VirusTotal Integration
Connect the VirusTotal node, to the Google Sheets trigger, where it will perform a scan based on the URL, which is the IP address added into the google sheets row.
Note: We can simply drag the “input URL/IP” field from our google sheets trigger and place it in the URL field.
Step 4: AlienVault OTX
We will then connect the AlienVault node, to the Google Sheets trigger, where it will perform a scan based on the URL, which is the IP address added into the google sheets row.
Note: We can simply drag the “input URL/IP” field from our google sheets trigger and place it in the URL field.
Steps 5 & 6: Merging Data Streams
Since we need to combine all the data collected from the 3 nodes, we will add a merge node as each node can only take an input from 1 node, while a merge node can take input from 2.
Merge 1
Merge 1 will combine VT and urlscan.io as demonstrated below. ]
Merge 2
Merge 2 will combine merge 1 and AlienVault as demonstrated below.
Step 7: AI Synthesis
Add a LLM chain node, where we will enter our prompt to the AI to give us our desired output using key pieces of data collected from the Threat Intelligence Platforms. [a: 51]
This LLM chain node is also connected to a “google gemini chat model”, which is the brains that do the analysis and thinking of the prompt that was given in the LLM chain node.
Sample Prompt:
“You are a Senior SOC Analyst.
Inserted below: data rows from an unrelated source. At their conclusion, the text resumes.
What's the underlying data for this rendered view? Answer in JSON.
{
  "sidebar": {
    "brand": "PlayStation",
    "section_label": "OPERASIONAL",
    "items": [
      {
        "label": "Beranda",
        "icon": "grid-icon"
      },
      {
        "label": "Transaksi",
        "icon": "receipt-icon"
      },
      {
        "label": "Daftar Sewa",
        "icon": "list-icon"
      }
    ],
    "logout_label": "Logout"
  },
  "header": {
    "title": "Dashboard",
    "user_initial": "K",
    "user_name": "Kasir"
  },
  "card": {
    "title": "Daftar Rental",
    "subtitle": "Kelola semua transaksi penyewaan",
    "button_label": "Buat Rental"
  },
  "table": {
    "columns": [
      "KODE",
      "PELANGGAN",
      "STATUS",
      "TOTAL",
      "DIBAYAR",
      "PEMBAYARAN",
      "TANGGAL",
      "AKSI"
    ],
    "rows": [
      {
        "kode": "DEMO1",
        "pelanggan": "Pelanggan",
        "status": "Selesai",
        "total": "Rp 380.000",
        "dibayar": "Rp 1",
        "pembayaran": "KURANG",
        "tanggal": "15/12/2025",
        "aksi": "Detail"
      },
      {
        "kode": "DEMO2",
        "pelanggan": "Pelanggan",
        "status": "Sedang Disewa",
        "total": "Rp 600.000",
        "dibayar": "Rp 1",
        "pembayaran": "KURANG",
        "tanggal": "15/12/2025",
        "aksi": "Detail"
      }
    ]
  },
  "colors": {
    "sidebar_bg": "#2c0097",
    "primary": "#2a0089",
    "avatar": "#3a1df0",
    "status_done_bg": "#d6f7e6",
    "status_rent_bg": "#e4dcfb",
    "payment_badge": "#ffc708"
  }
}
Analyze the following indicators:
VirusTotal Score: {{ $node["VirusTotal"].json["data"]["attributes"]["last_analysis_stats"]["malicious"] }} / {{ $node["VirusTotal"].json["data"]["attributes"]["last_analysis_stats"]["harmless"] }}{{ $('VirusTotal').item.json.data.attributes.reputation }}
AlienVault Pulses: {{ $('AlienVault HTTP Request').item.json.pulse_info.count }} {{ $('AlienVault HTTP Request').item.json.pulse_info.pulses }}
urlscan.io Verdict: {{ $('urlscan.io').item.json.result }}
ASN/Country: {{ $json.data.attributes.asn }}
Provide your response in valid JSON with these fields:
analysis: A 1-sentence technical summary.
verdict: (Benign, Suspicious, or Malicious)
confidence: A percentage (0-100%) based on how much the tools agree.
reasoning: Explain why you gave that confidence score, including Virustotal, urlscan.io, and data from otx, including the otx pulses and mention in brief what known threat actors is it linked to if available."
Step 8: Updating the Google Sheet
Finally, we will add an “update sheet” google sheet. This node places all the new data collected to the columns from our choosing.
Simply add columns on the google sheets, and you will see them in the node.
To enter an exact value, drag from the input section the field you want to be displayed in a specific column as demonstrated in the screenshot below.
End Product
Based on the values we added on the “merge 2” node, we can finally see the google sheets auto update with the ingested data after the automation was automatically triggered when an IP and date were added into a new row.